Thursday 28th. CFA Thursday 28th. CFA
Thursday 28th.

Fine day. Thanksgiving. Service as usual. Evening at Mrs. Frothingham’s.

I arose this morning with a sense of relief which I have not had for some time. The State of my father’s family had filled me for some time back with a set of gloomy apprehensions which their very indefiniteness tended to make more painful. Quincy and the old house are rather gloomy places for the winter season and I feared they might be confined there by sickness even after little Fanny’s decease. Thank 335heaven, they have at least started for other scenes and although these may contribute but little to amuse or to cheer them, they yet place them upon an active theatre where some diversion may chance to be favorable. I now hope to hear of their safe arrival. In mere weather they must have been highly favored.

Attended divine service and heard Dr. Frothingham preach from Psalms 107. 8.15 &ca. “Oh that men would praise the Lord for his goodness and for his wonderful works to the children of men.” A good discourse but I was rather inattentive.

Walk round the South Cove home. Mr. Brooks dined with us, and I felt grateful to the divine being for his continued care and protection of us through the past year. Evening to Mrs. Frothingham’s where we had a game of whist among the children and a little supper afterwards.

Friday 29th. CFA Friday 29th. CFA
Friday 29th.

Continued fine weather. Time as usual. Evening to the Theatre.

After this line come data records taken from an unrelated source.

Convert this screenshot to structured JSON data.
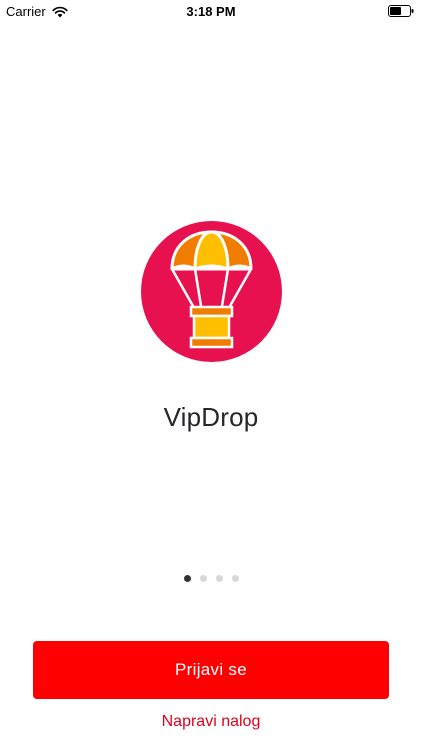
{
  "status_bar": {
    "carrier": "Carrier",
    "time": "3:18 PM",
    "icons": [
      "wifi-icon",
      "battery-icon"
    ]
  },
  "logo": {
    "icon": "parachute-crate-icon",
    "background_color": "#e8114f"
  },
  "app": {
    "title": "VipDrop"
  },
  "pager": {
    "total": 4,
    "active_index": 0
  },
  "actions": {
    "login_label": "Prijavi se",
    "register_label": "Napravi nalog"
  },
  "colors": {
    "primary": "#ff0000",
    "link": "#e0001a",
    "accent_orange": "#f07d00",
    "accent_yellow": "#ffbf00"
  }
}
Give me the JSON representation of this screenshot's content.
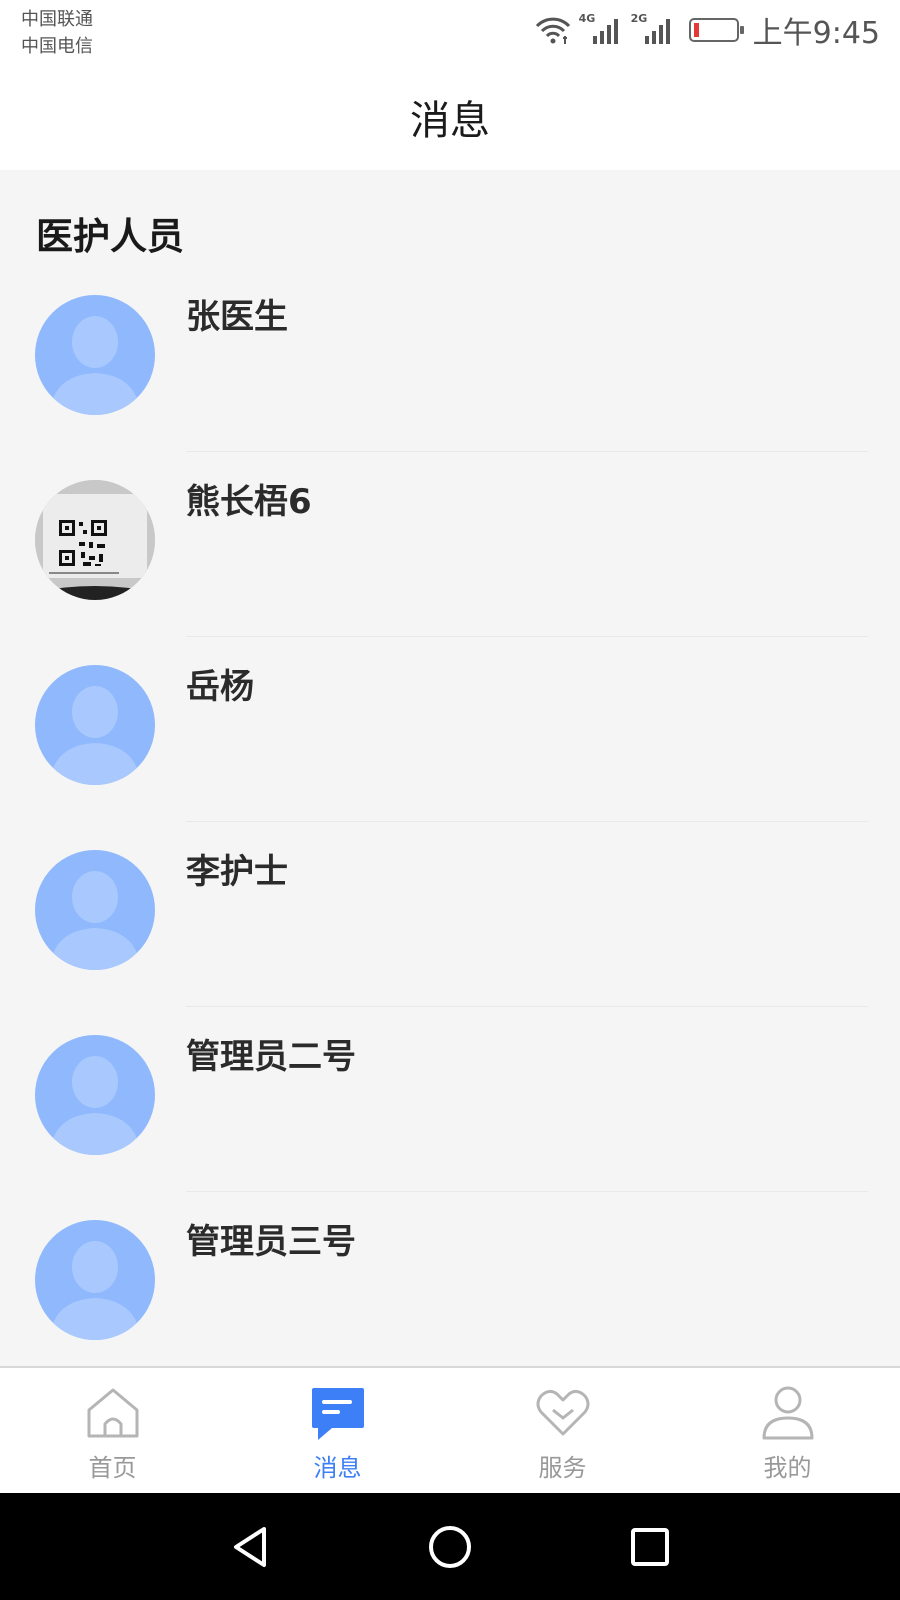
{
  "status_bar": {
    "carriers": [
      "中国联通",
      "中国电信"
    ],
    "signals": [
      {
        "tag": "4G"
      },
      {
        "tag": "2G"
      }
    ],
    "battery_color": "#e53935",
    "time": "上午9:45"
  },
  "header": {
    "title": "消息"
  },
  "section": {
    "title": "医护人员"
  },
  "contacts": [
    {
      "name": "张医生",
      "avatar": "default-avatar"
    },
    {
      "name": "熊长梧6",
      "avatar": "qr-code-photo"
    },
    {
      "name": "岳杨",
      "avatar": "default-avatar"
    },
    {
      "name": "李护士",
      "avatar": "default-avatar"
    },
    {
      "name": "管理员二号",
      "avatar": "default-avatar"
    },
    {
      "name": "管理员三号",
      "avatar": "default-avatar"
    }
  ],
  "tabbar": {
    "active_color": "#3d7ff6",
    "inactive_color": "#999999",
    "tabs": [
      {
        "label": "首页",
        "icon": "home-icon",
        "active": false
      },
      {
        "label": "消息",
        "icon": "message-icon",
        "active": true
      },
      {
        "label": "服务",
        "icon": "heart-icon",
        "active": false
      },
      {
        "label": "我的",
        "icon": "person-icon",
        "active": false
      }
    ]
  },
  "nav_bar": {
    "buttons": [
      "back-icon",
      "home-circle-icon",
      "recents-icon"
    ]
  }
}
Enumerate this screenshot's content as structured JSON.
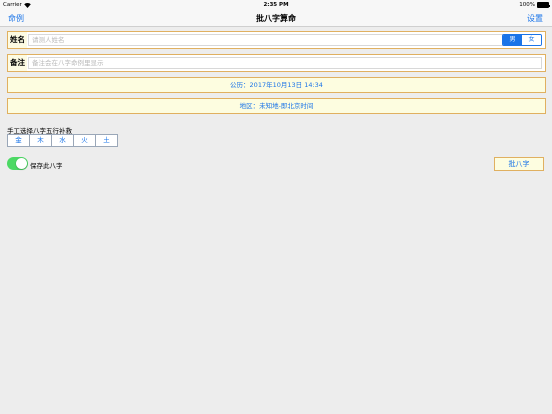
{
  "status_bar": {
    "carrier": "Carrier",
    "time": "2:35 PM",
    "battery": "100%"
  },
  "nav": {
    "left": "命例",
    "title": "批八字算命",
    "right": "设置"
  },
  "name_field": {
    "label": "姓名",
    "placeholder": "请测人姓名",
    "gender_male": "男",
    "gender_female": "女"
  },
  "note_field": {
    "label": "备注",
    "placeholder": "备注会在八字命例里显示"
  },
  "calendar": {
    "text": "公历：2017年10月13日 14:34"
  },
  "region": {
    "text": "地区：未知地-即北京时间"
  },
  "elements": {
    "label": "手工选择八字五行补救",
    "items": [
      "金",
      "木",
      "水",
      "火",
      "土"
    ]
  },
  "save_toggle": {
    "label": "保存此八字",
    "on": true
  },
  "bazi_button": {
    "label": "批八字"
  },
  "colors": {
    "accent": "#1a74e8",
    "border": "#e0b060",
    "toggle_on": "#4cd964"
  }
}
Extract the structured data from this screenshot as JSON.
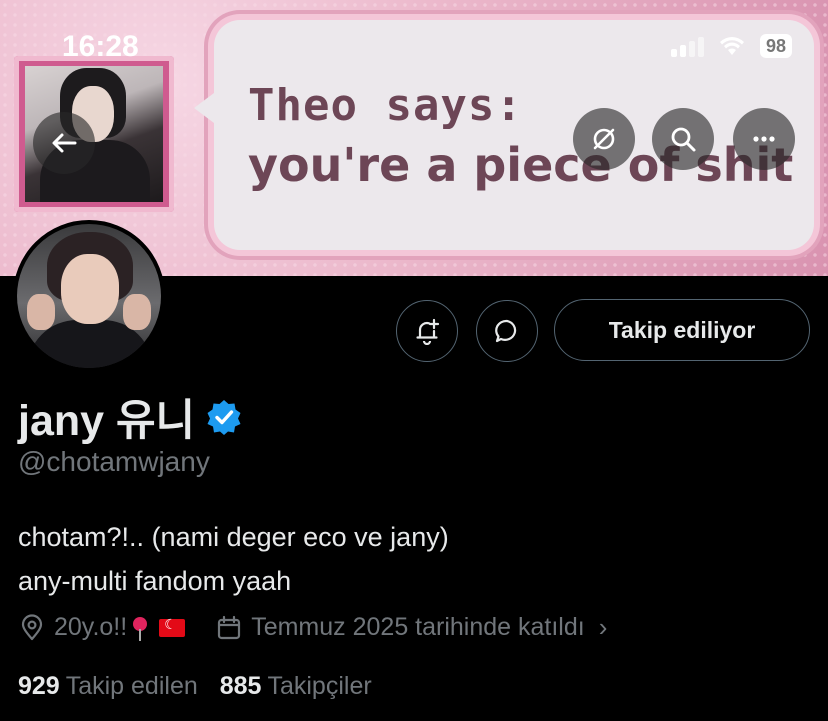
{
  "status_bar": {
    "time": "16:28",
    "battery": "98"
  },
  "banner": {
    "line1": "Theo says:",
    "line2": "you're a piece of shit"
  },
  "header_buttons": {
    "back_icon": "arrow-left-icon",
    "translate_icon": "grok-icon",
    "search_icon": "search-icon",
    "more_icon": "more-icon"
  },
  "actions": {
    "notify_icon": "bell-plus-icon",
    "message_icon": "message-bubble-icon",
    "follow_label": "Takip ediliyor"
  },
  "profile": {
    "display_name": "jany 유니",
    "verified": true,
    "handle": "@chotamwjany",
    "bio_line1": "chotam?!.. (nami deger eco ve jany)",
    "bio_line2": "any-multi fandom yaah",
    "location": "20y.o!!",
    "joined": "Temmuz 2025 tarihinde katıldı"
  },
  "stats": {
    "following_count": "929",
    "following_label": "Takip edilen",
    "followers_count": "885",
    "followers_label": "Takipçiler"
  },
  "colors": {
    "verified": "#1d9bf0",
    "muted": "#71767b",
    "border": "#536471"
  }
}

We are now commencing again upon the usual routine of winter life. At the Office where I passed my time in accounts and papers as usual. Nothing materially new. Home to read Hecuba, which goes on well whenever I have any time to follow it. At the Athenaeum where I procured Mr. Bancroft’s book for the purpose of giving it a deliberate examination.1 After dinner gave up Menzel and began Bancroft.

Evening to the Theatre with my Wife. Charles Kean in The Iron Chest razeed2 and a new play of Bulwer’s, The Lady of Lyons. Claude Melnotte.3 It is impossible to be more disappointed than I was. When I saw this young man some years ago in The Hunchback I thought him quite promising. Since then he has fallen into the faults of bad recitation and violent rant so that there are hardly any good points left. The play of The Iron Chest is no great favorite with me but it always tells upon an audience.4 The present version of it is the cream of all it’s stage tricks condensed into three acts. Bulwer’s play is not bad. A little too much of love sickness about it, but on the whole affecting and agreeable. Home by eleven.


Probably the first two volumes of George Bancroft’s History of the United States (10 vols., Boston, 1834–1874), published together in 1837 but constituting the 2d edn. of vol. 1 and the first appearance of vol. 2. Both dealt with the period of colonization and reflected a “democratic” or Jacksonian view.


That is, abridged ( OED ).


In Bulwer Lytton’s Lady of Lyons, first produced in 1838, Claude Melnotte was the central figure (Odell, Annals N.Y. Stage , 4:206).


The Iron Chest, a play with music, by George Colman the younger had been produced in London in 1796. CFA’s earlier view of Charles Kean is at vol. 4:413.